Browse Publications Technical Papers 2006-01-0240
2006-04-03

A Computational Procedure for Predicting Nitrogen Oxide Emissions from Diesel Engines 2006-01-0240

The calculation of the Nitrogen Oxide (NO) formation emitted from diesel engines usually involve direct integration of a set of nitrogen chemistry elementary reactions that involve formation and destruction of NO. The primary hydrocarbon chemistry is usually simplified as long as the main species and heat release are predicted correctly. The result of the integration is the net NO formation rate evaluated using the local concentrations and thermodynamic parameters.

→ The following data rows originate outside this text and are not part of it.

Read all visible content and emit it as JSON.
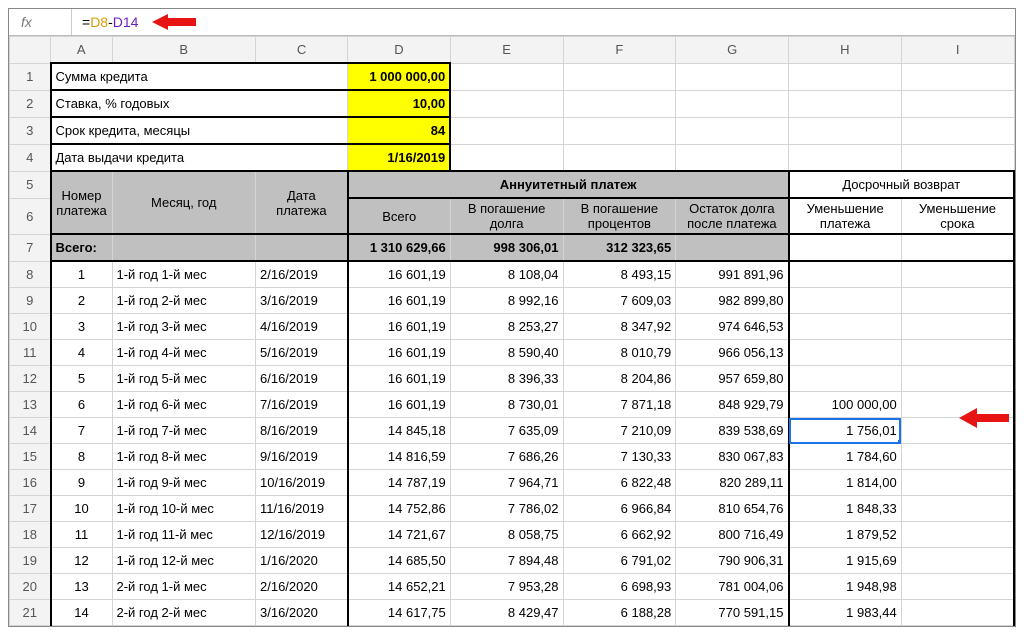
{
  "formula_bar": {
    "fx": "fx",
    "eq": "=",
    "ref1": "D8",
    "minus": "-",
    "ref2": "D14"
  },
  "columns": [
    "A",
    "B",
    "C",
    "D",
    "E",
    "F",
    "G",
    "H",
    "I"
  ],
  "labels": {
    "r1": "Сумма кредита",
    "r2": "Ставка, % годовых",
    "r3": "Срок кредита, месяцы",
    "r4": "Дата выдачи кредита"
  },
  "inputs": {
    "r1": "1 000 000,00",
    "r2": "10,00",
    "r3": "84",
    "r4": "1/16/2019"
  },
  "header": {
    "col_a": "Номер платежа",
    "col_b": "Месяц, год",
    "col_c": "Дата платежа",
    "span_defg": "Аннуитетный платеж",
    "col_d": "Всего",
    "col_e": "В погашение долга",
    "col_f": "В погашение процентов",
    "col_g": "Остаток долга после платежа",
    "span_hi": "Досрочный возврат",
    "col_h": "Уменьшение платежа",
    "col_i": "Уменьшение срока"
  },
  "totals": {
    "label": "Всего:",
    "d": "1 310 629,66",
    "e": "998 306,01",
    "f": "312 323,65"
  },
  "rows": [
    {
      "rn": "8",
      "n": "1",
      "month": "1-й год 1-й мес",
      "date": "2/16/2019",
      "d": "16 601,19",
      "e": "8 108,04",
      "f": "8 493,15",
      "g": "991 891,96",
      "h": "",
      "i": ""
    },
    {
      "rn": "9",
      "n": "2",
      "month": "1-й год 2-й мес",
      "date": "3/16/2019",
      "d": "16 601,19",
      "e": "8 992,16",
      "f": "7 609,03",
      "g": "982 899,80",
      "h": "",
      "i": ""
    },
    {
      "rn": "10",
      "n": "3",
      "month": "1-й год 3-й мес",
      "date": "4/16/2019",
      "d": "16 601,19",
      "e": "8 253,27",
      "f": "8 347,92",
      "g": "974 646,53",
      "h": "",
      "i": ""
    },
    {
      "rn": "11",
      "n": "4",
      "month": "1-й год 4-й мес",
      "date": "5/16/2019",
      "d": "16 601,19",
      "e": "8 590,40",
      "f": "8 010,79",
      "g": "966 056,13",
      "h": "",
      "i": ""
    },
    {
      "rn": "12",
      "n": "5",
      "month": "1-й год 5-й мес",
      "date": "6/16/2019",
      "d": "16 601,19",
      "e": "8 396,33",
      "f": "8 204,86",
      "g": "957 659,80",
      "h": "",
      "i": ""
    },
    {
      "rn": "13",
      "n": "6",
      "month": "1-й год 6-й мес",
      "date": "7/16/2019",
      "d": "16 601,19",
      "e": "8 730,01",
      "f": "7 871,18",
      "g": "848 929,79",
      "h": "100 000,00",
      "i": ""
    },
    {
      "rn": "14",
      "n": "7",
      "month": "1-й год 7-й мес",
      "date": "8/16/2019",
      "d": "14 845,18",
      "e": "7 635,09",
      "f": "7 210,09",
      "g": "839 538,69",
      "h": "1 756,01",
      "i": ""
    },
    {
      "rn": "15",
      "n": "8",
      "month": "1-й год 8-й мес",
      "date": "9/16/2019",
      "d": "14 816,59",
      "e": "7 686,26",
      "f": "7 130,33",
      "g": "830 067,83",
      "h": "1 784,60",
      "i": ""
    },
    {
      "rn": "16",
      "n": "9",
      "month": "1-й год 9-й мес",
      "date": "10/16/2019",
      "d": "14 787,19",
      "e": "7 964,71",
      "f": "6 822,48",
      "g": "820 289,11",
      "h": "1 814,00",
      "i": ""
    },
    {
      "rn": "17",
      "n": "10",
      "month": "1-й год 10-й мес",
      "date": "11/16/2019",
      "d": "14 752,86",
      "e": "7 786,02",
      "f": "6 966,84",
      "g": "810 654,76",
      "h": "1 848,33",
      "i": ""
    },
    {
      "rn": "18",
      "n": "11",
      "month": "1-й год 11-й мес",
      "date": "12/16/2019",
      "d": "14 721,67",
      "e": "8 058,75",
      "f": "6 662,92",
      "g": "800 716,49",
      "h": "1 879,52",
      "i": ""
    },
    {
      "rn": "19",
      "n": "12",
      "month": "1-й год 12-й мес",
      "date": "1/16/2020",
      "d": "14 685,50",
      "e": "7 894,48",
      "f": "6 791,02",
      "g": "790 906,31",
      "h": "1 915,69",
      "i": ""
    },
    {
      "rn": "20",
      "n": "13",
      "month": "2-й год 1-й мес",
      "date": "2/16/2020",
      "d": "14 652,21",
      "e": "7 953,28",
      "f": "6 698,93",
      "g": "781 004,06",
      "h": "1 948,98",
      "i": ""
    },
    {
      "rn": "21",
      "n": "14",
      "month": "2-й год 2-й мес",
      "date": "3/16/2020",
      "d": "14 617,75",
      "e": "8 429,47",
      "f": "6 188,28",
      "g": "770 591,15",
      "h": "1 983,44",
      "i": ""
    }
  ],
  "active_cell": {
    "row_index": 6
  }
}
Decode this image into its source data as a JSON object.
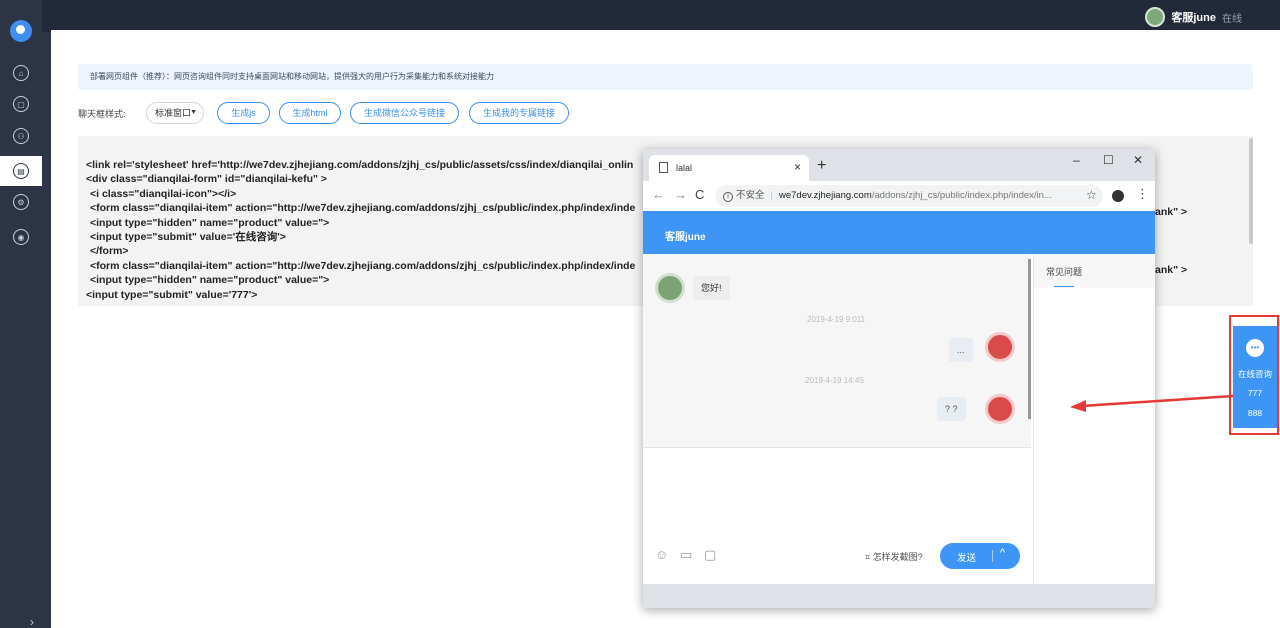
{
  "topbar": {
    "agent_name": "客服june",
    "agent_status": "在线"
  },
  "sidebar": {
    "items": [
      {
        "icon": "home-icon"
      },
      {
        "icon": "chat-icon"
      },
      {
        "icon": "users-icon"
      },
      {
        "icon": "embed-icon",
        "active": true
      },
      {
        "icon": "settings-icon"
      },
      {
        "icon": "account-icon"
      }
    ]
  },
  "main": {
    "notice": "部署网页组件（推荐）：网页咨询组件同时支持桌面网站和移动网站，提供强大的用户行为采集能力和系统对接能力",
    "style_label": "聊天框样式:",
    "style_value": "标准窗口",
    "buttons": [
      "生成js",
      "生成html",
      "生成微信公众号链接",
      "生成我的专属链接"
    ],
    "code_lines": [
      "<link rel='stylesheet' href='http://we7dev.zjhejiang.com/addons/zjhj_cs/public/assets/css/index/dianqilai_onlin",
      "<div class=\"dianqilai-form\" id=\"dianqilai-kefu\" >",
      "  <i class=\"dianqilai-icon\"></i>",
      "  <form class=\"dianqilai-item\" action=\"http://we7dev.zjhejiang.com/addons/zjhj_cs/public/index.php/index/inde",
      "  <input type=\"hidden\" name=\"product\" value=\">",
      "  <input type=\"submit\" value='在线咨询'>",
      "  </form>",
      "  <form class=\"dianqilai-item\" action=\"http://we7dev.zjhejiang.com/addons/zjhj_cs/public/index.php/index/inde",
      "  <input type=\"hidden\" name=\"product\" value=\">",
      "<input type=\"submit\" value='777'>"
    ],
    "code_overflow": [
      "ank\" >",
      "ank\" >"
    ]
  },
  "browser": {
    "tab_title": "lalal",
    "tab_close": "×",
    "new_tab": "+",
    "window_controls": [
      "–",
      "☐",
      "✕"
    ],
    "nav": {
      "back": "←",
      "forward": "→",
      "reload": "C"
    },
    "insecure_label": "不安全",
    "url_host": "we7dev.zjhejiang.com",
    "url_path": "/addons/zjhj_cs/public/index.php/index/in...",
    "star": "☆",
    "menu": "⋮"
  },
  "chat": {
    "header_name": "客服june",
    "messages": [
      {
        "from": "agent",
        "text": "您好!"
      },
      {
        "time": "2019-4-19 9:011"
      },
      {
        "from": "user",
        "text": "..."
      },
      {
        "time": "2019-4-19 14:45"
      },
      {
        "from": "user",
        "text": "? ?"
      }
    ],
    "screenshot_hint": "怎样发截图?",
    "send_label": "发送",
    "faq_tab": "常见问题"
  },
  "float_widget": {
    "label": "在线咨询",
    "items": [
      "777",
      "888"
    ]
  },
  "colors": {
    "accent": "#3d96f5",
    "topbar": "#222a3a",
    "sidebar": "#2c3446",
    "highlight": "#e53935"
  }
}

In the present work a method for calculating NO emissions from diesel engines is proposed that takes into consideration the effect of residence time as a measure of turbulence effects on chemistry. This is based on the assumption that for mixing-limited conditions the turbulent eddy turn-over time can be taken as a characteristic reaction residence time.
The proposed procedure depends on a detailed investigation of the primary hydrocarbon combustion chemistry decoupled from the flow-field prediction. The laminar NO formation rates calculated from the detailed chemistry are linked to the flow-field prediction via the stoichiometric conditional probability density function. This procedure assumes that the state of mixing that is significant to thermal NO formation is centralized around stoichiometric conditions. By this assumption, the convolution integral of the probability density function can be reduced to a single functional evaluation at stoichiometric conditions. The net NO formation rates can still be calculated from detailed or reduced mechanisms and stored in look-up tables or expressed as fitted correlations.
The procedure is implemented in KIVA3V code and used to predict NO emissions from a state-of-the-art medium duty diesel engine. The NO emissions prediction indicated the usefulness of this approach in speeding-up the calculations while retaining all of the necessary information about effect of mixing intensity on the chemistry of NO formation.